You see, we are more grown-up than we seem because all four of us are detectives, members of two top-secret societies, the Detective Society and the Junior Pinkertons. Daisy and I really have solved four murder cases to date--and now it looked like we might perhaps be on our way to a fifth.
It was true that the information we had been given was slight, but as Daisy says, it is important for good detectives to seize every opportunity as it comes. In the day since Daisy and I arrived in Cambridge we have heard things and seen things that are highly suspicious. The fact that it is the Christmas holidays, and we are staying in a strange college in a strange city, will not be enough to stop us investigating. We are used to working in the most awkward situations, after all; we have done it before. Really, the most unusual thing about this case is that we will not be the only society investigating it.
You see, we have agreed to pit our wits against Alexander and George's society, the Junior Pinkertons, in the race to solve this new case. Daisy looks down on them for not having investigated any murders, but all the same I know that they are very good detectives. Alexander helped us with the Orient Express case last summer, and both Alexander and George assisted with the Bonfire Night murder only a
month ago. Besides, I have heard from Alexander about some of the other cases they have solved--they are all quite hair-raising, and would have tested Daisy and me severely.

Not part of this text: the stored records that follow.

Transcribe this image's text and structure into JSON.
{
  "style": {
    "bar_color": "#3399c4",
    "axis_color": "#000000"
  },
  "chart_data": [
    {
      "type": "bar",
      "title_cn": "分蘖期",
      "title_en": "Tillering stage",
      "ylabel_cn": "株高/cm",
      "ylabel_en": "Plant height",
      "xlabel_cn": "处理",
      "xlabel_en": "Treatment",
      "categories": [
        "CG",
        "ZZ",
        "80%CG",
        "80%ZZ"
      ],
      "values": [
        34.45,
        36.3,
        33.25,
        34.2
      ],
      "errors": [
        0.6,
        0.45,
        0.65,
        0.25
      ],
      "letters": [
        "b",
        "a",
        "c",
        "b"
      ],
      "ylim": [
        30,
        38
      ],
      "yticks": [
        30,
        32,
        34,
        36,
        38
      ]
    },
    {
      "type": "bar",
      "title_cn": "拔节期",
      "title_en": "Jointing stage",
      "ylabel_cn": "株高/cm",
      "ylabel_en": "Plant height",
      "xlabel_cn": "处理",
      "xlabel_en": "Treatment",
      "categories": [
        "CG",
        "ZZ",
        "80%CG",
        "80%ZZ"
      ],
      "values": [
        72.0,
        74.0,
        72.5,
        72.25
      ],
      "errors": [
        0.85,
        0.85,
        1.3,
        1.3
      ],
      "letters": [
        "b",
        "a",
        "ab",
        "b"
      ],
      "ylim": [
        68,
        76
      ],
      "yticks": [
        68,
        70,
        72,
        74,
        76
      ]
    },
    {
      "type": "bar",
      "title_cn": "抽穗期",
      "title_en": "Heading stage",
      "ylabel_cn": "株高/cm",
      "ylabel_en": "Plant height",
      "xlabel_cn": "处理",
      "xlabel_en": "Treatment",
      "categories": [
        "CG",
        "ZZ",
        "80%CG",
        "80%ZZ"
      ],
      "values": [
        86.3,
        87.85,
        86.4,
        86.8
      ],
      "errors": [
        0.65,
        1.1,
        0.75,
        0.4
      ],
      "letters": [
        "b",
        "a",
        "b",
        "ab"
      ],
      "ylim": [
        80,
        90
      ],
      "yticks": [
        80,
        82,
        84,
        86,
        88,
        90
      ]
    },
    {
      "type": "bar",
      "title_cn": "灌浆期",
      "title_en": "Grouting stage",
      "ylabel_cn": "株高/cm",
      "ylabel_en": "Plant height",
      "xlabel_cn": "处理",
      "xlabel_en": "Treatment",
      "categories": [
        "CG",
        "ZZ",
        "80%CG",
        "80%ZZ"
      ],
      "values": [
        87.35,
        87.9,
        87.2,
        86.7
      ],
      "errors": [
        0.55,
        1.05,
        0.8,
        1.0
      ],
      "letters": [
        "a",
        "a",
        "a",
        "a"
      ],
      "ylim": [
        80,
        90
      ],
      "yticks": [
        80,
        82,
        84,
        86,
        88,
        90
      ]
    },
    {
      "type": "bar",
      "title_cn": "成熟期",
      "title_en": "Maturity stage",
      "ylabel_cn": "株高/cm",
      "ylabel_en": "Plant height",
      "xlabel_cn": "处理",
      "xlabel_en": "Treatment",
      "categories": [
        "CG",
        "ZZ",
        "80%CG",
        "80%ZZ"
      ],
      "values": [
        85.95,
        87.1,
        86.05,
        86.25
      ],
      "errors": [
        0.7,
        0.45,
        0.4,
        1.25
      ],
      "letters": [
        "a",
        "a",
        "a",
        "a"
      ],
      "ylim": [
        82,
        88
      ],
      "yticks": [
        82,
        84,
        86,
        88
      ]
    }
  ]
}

Of course, we have been up against opponents before as we have gone about our cases, but they have never known that we were in competition with them. Daisy and I have a very strict rule about keeping the Detective Society a secret from grown-ups. But I have the distinct feeling that working against Alexander and George will be far more difficult than outwitting Dr. Sandwich, the foolish amateur detective who tried (and failed) to solve the Orient Express case too. After all, grown-ups always underestimate children. Children never underestimate one another.
I ought to explain, I suppose, how we first heard about this case. It all began yesterday, when Daisy and I arrived in Cambridge and met her brother Bertie.